Uplanfl n 10x 0.30 n a objective

mESCs were seeded onto the micropatterns, ensuring complete coverage, and cultured for 16 h. Subsequently, the medium was changed to a LIF-free medium. To assess cell proliferation at different time points, the culture medium was supplemented with 10 µM of EdU two hours before fixation at each time point. The detection of EdU incorporation was performed according to the protocol provided by the EdU proliferation kit (Abcam, ab219801, iFluor 488). In brief, the cells were washed twice with Wash Buffer and then fixed with 4% PFA for 10 min at room temperature, while avoiding exposure to light. After the fixation step, the cells were washed twice and permeabilized with 1x Permeabilization Buffer for 20 min at room temperature. Subsequently, the cells were washed twice and incubated in the dark for 30 min at room temperature in a Reaction mix containing TBS, 4 mM Copper Sulfate, 1.2 µM iFluor 488 azide dye (500 µM in DMSO), and 1x EdU additive solution. Following another round of washing, the cells were stained with Hoechst 33342 (5 µg/mL). Finally, the cells were imaged using a spinning disk confocal microscope (OLYMPUS UPlanFL N 10x/0.30 N.A. objective and Andor iXon camera). The Hoechst 33342 and EdU signals were excited at wavelengths of 405 and 475 nm, respectively.
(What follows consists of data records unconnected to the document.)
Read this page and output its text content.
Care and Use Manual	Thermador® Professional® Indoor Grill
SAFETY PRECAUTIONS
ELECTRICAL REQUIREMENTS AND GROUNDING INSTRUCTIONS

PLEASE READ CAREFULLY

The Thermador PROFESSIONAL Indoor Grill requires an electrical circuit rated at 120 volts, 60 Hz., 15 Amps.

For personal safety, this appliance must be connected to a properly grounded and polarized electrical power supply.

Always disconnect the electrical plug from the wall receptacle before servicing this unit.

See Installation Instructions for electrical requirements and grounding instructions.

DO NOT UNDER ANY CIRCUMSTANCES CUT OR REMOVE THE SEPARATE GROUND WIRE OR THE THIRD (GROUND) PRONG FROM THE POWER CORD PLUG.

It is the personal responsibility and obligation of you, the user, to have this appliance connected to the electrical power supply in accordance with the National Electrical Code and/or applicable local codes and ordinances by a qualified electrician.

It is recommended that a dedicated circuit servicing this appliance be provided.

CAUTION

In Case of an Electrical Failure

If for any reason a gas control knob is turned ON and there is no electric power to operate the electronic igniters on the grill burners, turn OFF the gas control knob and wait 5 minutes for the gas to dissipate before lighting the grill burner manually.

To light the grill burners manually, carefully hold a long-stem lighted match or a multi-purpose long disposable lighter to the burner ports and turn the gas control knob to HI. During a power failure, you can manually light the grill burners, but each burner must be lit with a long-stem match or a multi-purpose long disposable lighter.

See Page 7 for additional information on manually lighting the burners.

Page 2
To detect apoptosis of mESCs, Cleaved Caspase-3 (Cell Signaling, 94530) and 7-AAD (Thermo Fisher, 00-6993-50) were measured to assess the middle and late stage of apoptosis respectively. mESCs were seeded onto the micropatterns, ensuring complete coverage, and cultured for 16 h. Subsequently, the medium was changed to a LIF-free medium. To assess the middle stage of apoptosis after 48 h differentiation, fixed cells were stained with Caspase-3 (cleaved) as mentioned in the section of “ Immunostaining”. To assess the late stage of apoptosis after 48 h differentiation, live cells were stained with 7-AAD and Hoechst 33342 (Sigma-Aldrich, B2261-25MG) for 30 min at a 37 °C incubator. Finally, the cells were imaged using a spinning disk confocal microscope (OLYMPUS UPlanFL N 10x/0.30 N.A. objective and Andor iXon camera). Quantification of apoptosis from nuclear morphology was performed on DAPI images acquired by ARTseqFISH as previously described^{62 (link)}.